O bolsonarismo está no fim
Vocês viram Donald Trump, né? Sobre Jair Bolsonaro. “O Brasil está fazendo uma coisa terrível em seu tratamento do ex-presidente Jair Bolsonaro”, ele escreveu na Truth Social, aquela rede social que só ele e os aloprados de direita usam. “Tenho assistido, assim como o mundo, como eles não fizeram nada além de persegui-lo, dia após dia, noite após noite, mês após mês, ano após ano. Ele não é culpado de nada, exceto de ter lutado pelo povo.” Eduardo Bolsonaro, lá nos Estados Unidos, deve estar com um sorriso de um canto ao outro da boca. Aí Steve Bannon, o sujeito que é o cabeça do movimento internacional de direita, deu uma entrevista a Mariana Sanches, do UOL. “Ele está muito aborrecido com isso”, Bannon disse sobre Trump. “Acredito que haverá severas sanções financeiras contra Moraes. Há dezenas de pessoas trabalhando nisso, tanto no Executivo quanto no Congresso, e veremos o resultado em algumas semanas.”

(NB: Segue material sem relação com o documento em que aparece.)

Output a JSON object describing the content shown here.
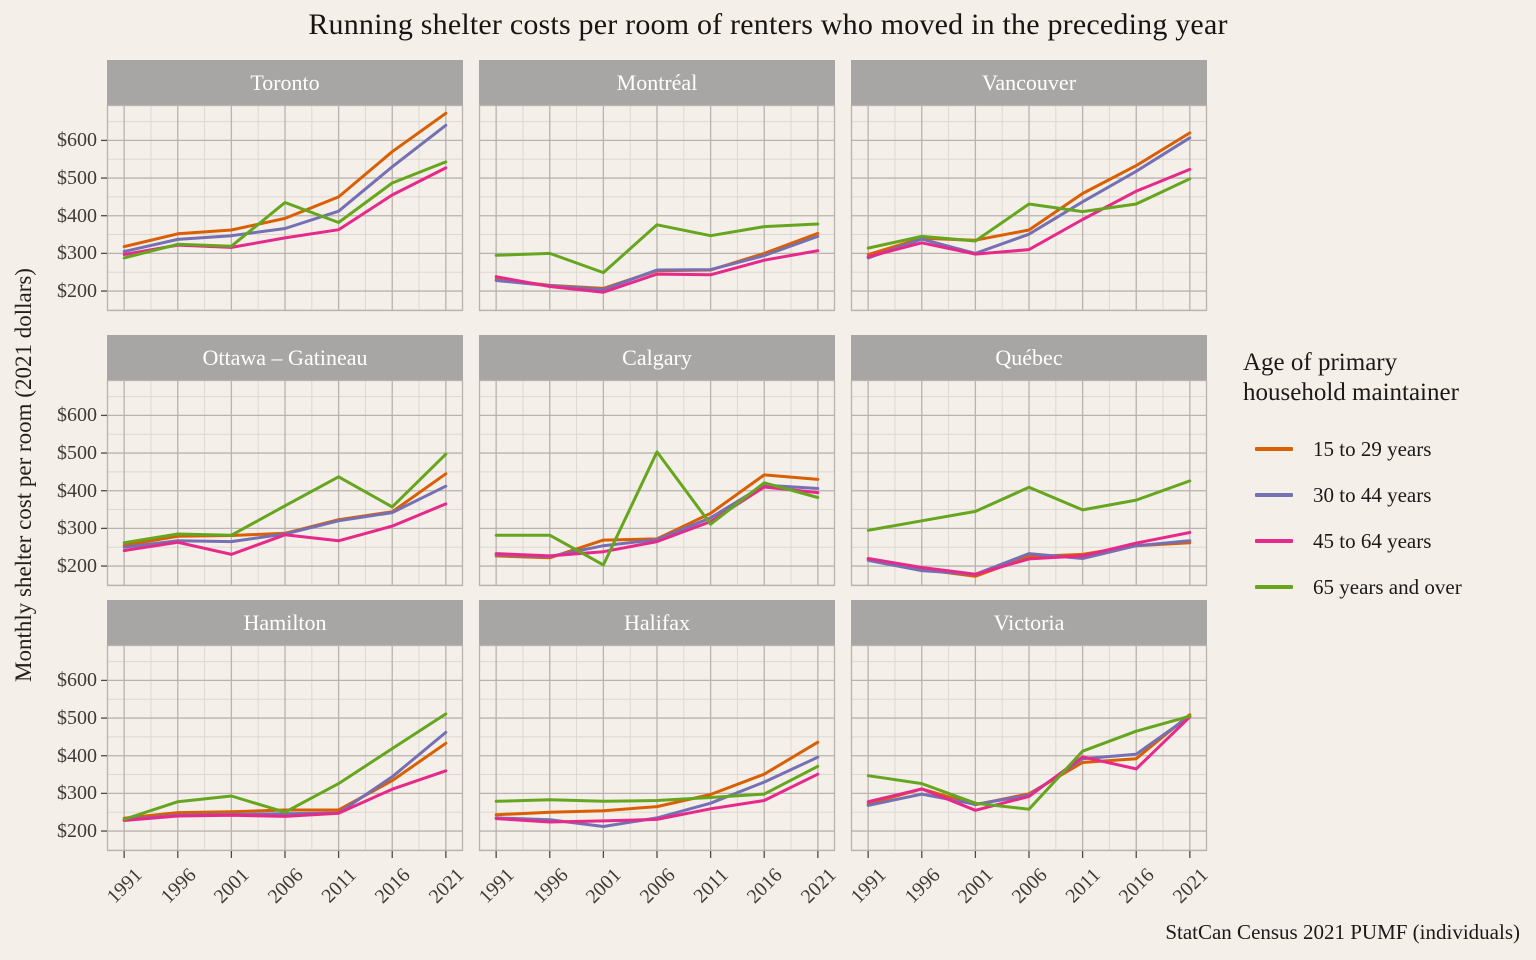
{
  "title": "Running shelter costs per room of renters who moved in the preceding year",
  "y_axis_title": "Monthly shelter cost per room (2021 dollars)",
  "caption": "StatCan Census 2021 PUMF (individuals)",
  "legend": {
    "title": "Age of primary household maintainer",
    "title_lines": [
      "Age of primary",
      "household maintainer"
    ],
    "items": [
      {
        "label": "15 to 29 years",
        "color": "#d95f02"
      },
      {
        "label": "30 to 44 years",
        "color": "#7570b3"
      },
      {
        "label": "45 to 64 years",
        "color": "#e7298a"
      },
      {
        "label": "65 years and over",
        "color": "#66a61e"
      }
    ]
  },
  "colors": {
    "background": "#f4efe9",
    "strip_bg": "#a7a6a4",
    "strip_text": "#ffffff",
    "grid_major": "#b8b3ae",
    "grid_minor": "#ddd8d2",
    "tick": "#4d4a47",
    "axis_text": "#3e3a36"
  },
  "chart_data": {
    "type": "line",
    "x": [
      1991,
      1996,
      2001,
      2006,
      2011,
      2016,
      2021
    ],
    "x_tick_labels": [
      "1991",
      "1996",
      "2001",
      "2006",
      "2011",
      "2016",
      "2021"
    ],
    "y_ticks": [
      200,
      300,
      400,
      500,
      600
    ],
    "y_tick_labels": [
      "$200",
      "$300",
      "$400",
      "$500",
      "$600"
    ],
    "y_minor": [
      150,
      250,
      350,
      450,
      550,
      650
    ],
    "xlim": [
      1989.4,
      2022.6
    ],
    "ylim": [
      147,
      694
    ],
    "grid": true,
    "legend_position": "right",
    "series": [
      {
        "name": "15 to 29 years",
        "color": "#d95f02"
      },
      {
        "name": "30 to 44 years",
        "color": "#7570b3"
      },
      {
        "name": "45 to 64 years",
        "color": "#e7298a"
      },
      {
        "name": "65 years and over",
        "color": "#66a61e"
      }
    ],
    "facets": [
      {
        "name": "Toronto",
        "values": [
          [
            318,
            352,
            362,
            393,
            450,
            570,
            672
          ],
          [
            305,
            337,
            347,
            366,
            412,
            530,
            640
          ],
          [
            297,
            322,
            316,
            341,
            363,
            455,
            527
          ],
          [
            288,
            324,
            319,
            435,
            382,
            487,
            543
          ]
        ]
      },
      {
        "name": "Montréal",
        "values": [
          [
            232,
            215,
            207,
            254,
            256,
            300,
            353
          ],
          [
            228,
            214,
            204,
            256,
            257,
            294,
            345
          ],
          [
            238,
            212,
            197,
            245,
            243,
            282,
            307
          ],
          [
            295,
            300,
            249,
            376,
            347,
            371,
            378
          ]
        ]
      },
      {
        "name": "Vancouver",
        "values": [
          [
            297,
            340,
            335,
            362,
            459,
            533,
            620
          ],
          [
            288,
            338,
            300,
            351,
            437,
            518,
            607
          ],
          [
            291,
            328,
            298,
            310,
            390,
            465,
            523
          ],
          [
            314,
            345,
            333,
            431,
            411,
            431,
            498
          ]
        ]
      },
      {
        "name": "Ottawa – Gatineau",
        "values": [
          [
            255,
            279,
            281,
            287,
            323,
            344,
            445
          ],
          [
            250,
            267,
            265,
            285,
            320,
            342,
            412
          ],
          [
            241,
            263,
            231,
            283,
            267,
            306,
            365
          ],
          [
            262,
            285,
            282,
            360,
            437,
            357,
            497
          ]
        ]
      },
      {
        "name": "Calgary",
        "values": [
          [
            227,
            222,
            269,
            272,
            340,
            442,
            430
          ],
          [
            230,
            225,
            254,
            270,
            328,
            415,
            406
          ],
          [
            233,
            227,
            238,
            265,
            318,
            410,
            395
          ],
          [
            282,
            282,
            203,
            503,
            311,
            421,
            382
          ]
        ]
      },
      {
        "name": "Québec",
        "values": [
          [
            218,
            191,
            173,
            225,
            231,
            254,
            262
          ],
          [
            215,
            188,
            178,
            233,
            220,
            254,
            267
          ],
          [
            220,
            196,
            178,
            219,
            227,
            261,
            289
          ],
          [
            295,
            320,
            345,
            409,
            349,
            375,
            426
          ]
        ]
      },
      {
        "name": "Hamilton",
        "values": [
          [
            234,
            249,
            251,
            256,
            256,
            334,
            433
          ],
          [
            230,
            242,
            244,
            246,
            248,
            344,
            462
          ],
          [
            228,
            240,
            242,
            239,
            247,
            311,
            360
          ],
          [
            231,
            278,
            293,
            250,
            326,
            419,
            511
          ]
        ]
      },
      {
        "name": "Halifax",
        "values": [
          [
            243,
            250,
            254,
            265,
            297,
            351,
            436
          ],
          [
            235,
            230,
            212,
            235,
            274,
            330,
            396
          ],
          [
            233,
            224,
            227,
            231,
            259,
            281,
            351
          ],
          [
            279,
            283,
            279,
            281,
            289,
            298,
            372
          ]
        ]
      },
      {
        "name": "Victoria",
        "values": [
          [
            272,
            312,
            270,
            299,
            382,
            392,
            509
          ],
          [
            268,
            298,
            271,
            295,
            392,
            404,
            505
          ],
          [
            278,
            312,
            255,
            292,
            397,
            365,
            503
          ],
          [
            347,
            326,
            274,
            258,
            412,
            465,
            505
          ]
        ]
      }
    ]
  }
}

É. Pode ser que sanções venham mesmo contra o ministro Alexandre de Moraes. Mas deixa eu compartilhar uma impressão minha com vocês. Talvez o bolsonarismo esteja caminhando para o fim.
Vejam, uma afirmação forte dessas não é óbvia. A pesquisa Atlas Intel que saiu ontem diz outra coisa. Diz que, se fosse candidato, Jair Bolsonaro seria eleito num segundo turno contra Lula. Bolsonaro teria 48,6% contra 47,8% de Lula. Está apertadíssimo, dentro da margem de erro, mas em essência desenha o mesmo cenário de 2022, né? Aquela eleição que quem ganha, ganha por um fio de cabelo. Segundo a mesma pesquisa, Lula venceria Tarcisio por menos de um ponto percentual, venceria Michelle Bolsonaro por meio ponto. Ou seja, essencialmente o mesmo cenário. Lula empata com Bolsonaro, empata com Tarcisio e empata com Michelle. Ratinho Júnior, Caiado, Romeu Zema e Eduardo Leite dão para Lula vitórias tranquilas. Quer dizer, é isso. Segundo essa pesquisa, Bolsonaro está firme e forte.

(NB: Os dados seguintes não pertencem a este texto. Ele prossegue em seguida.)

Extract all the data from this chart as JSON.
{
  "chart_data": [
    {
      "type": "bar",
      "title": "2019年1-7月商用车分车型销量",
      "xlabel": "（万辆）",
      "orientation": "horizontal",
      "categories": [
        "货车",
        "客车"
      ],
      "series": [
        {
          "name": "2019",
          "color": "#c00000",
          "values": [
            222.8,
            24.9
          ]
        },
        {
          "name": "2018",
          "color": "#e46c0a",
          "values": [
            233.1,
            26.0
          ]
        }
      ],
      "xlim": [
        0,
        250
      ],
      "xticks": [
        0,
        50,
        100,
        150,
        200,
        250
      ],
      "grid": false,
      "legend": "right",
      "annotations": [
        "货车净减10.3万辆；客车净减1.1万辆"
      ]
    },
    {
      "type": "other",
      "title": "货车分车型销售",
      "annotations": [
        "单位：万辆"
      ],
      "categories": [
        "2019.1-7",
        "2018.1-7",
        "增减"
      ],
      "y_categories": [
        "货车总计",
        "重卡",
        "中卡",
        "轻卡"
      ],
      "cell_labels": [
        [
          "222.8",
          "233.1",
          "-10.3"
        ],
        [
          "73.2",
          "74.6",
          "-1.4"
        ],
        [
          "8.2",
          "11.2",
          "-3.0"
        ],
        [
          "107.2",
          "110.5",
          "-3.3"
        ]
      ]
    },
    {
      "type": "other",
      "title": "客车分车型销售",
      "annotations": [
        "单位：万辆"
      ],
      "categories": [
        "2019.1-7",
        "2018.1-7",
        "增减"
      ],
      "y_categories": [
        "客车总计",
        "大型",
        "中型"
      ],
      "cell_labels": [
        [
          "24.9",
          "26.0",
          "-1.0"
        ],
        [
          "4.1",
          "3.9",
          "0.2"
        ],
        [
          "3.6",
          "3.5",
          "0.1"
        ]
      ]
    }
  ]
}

Mas o problema é o seguinte: Bolsonaro não vai participar da eleição. Na verdade, é razoável crer que Bolsonaro já estará preso por tentativa de golpe de Estado ainda esse ano. Vocês devem lembrar o que aconteceu com Fernando Collor de Melo. Foi preso, deu umas desculpas meio esfarrapadas relacionadas a saúde, lhe foi permitida prisão domiciliar. Bem, Bolsonaro tem problemas reais de saúde, a facada fez um estrago grande e certamente lhe custou uns anos de vida ali na ponta final. Ou seja, quando for preso deve ir pra prisão domiciliar. Mas prisão domiciliar não é Bolsonaro em casa reclamando de tudo. Ele não pode receber visitas sem permissão da Justiça, não pode se manifestar pela internet. Bolsonaro vai desaparecer do mapa. Quando o período eleitoral esquentar, Jair Messias Bolsonaro estará calado faz pelo menos seis meses.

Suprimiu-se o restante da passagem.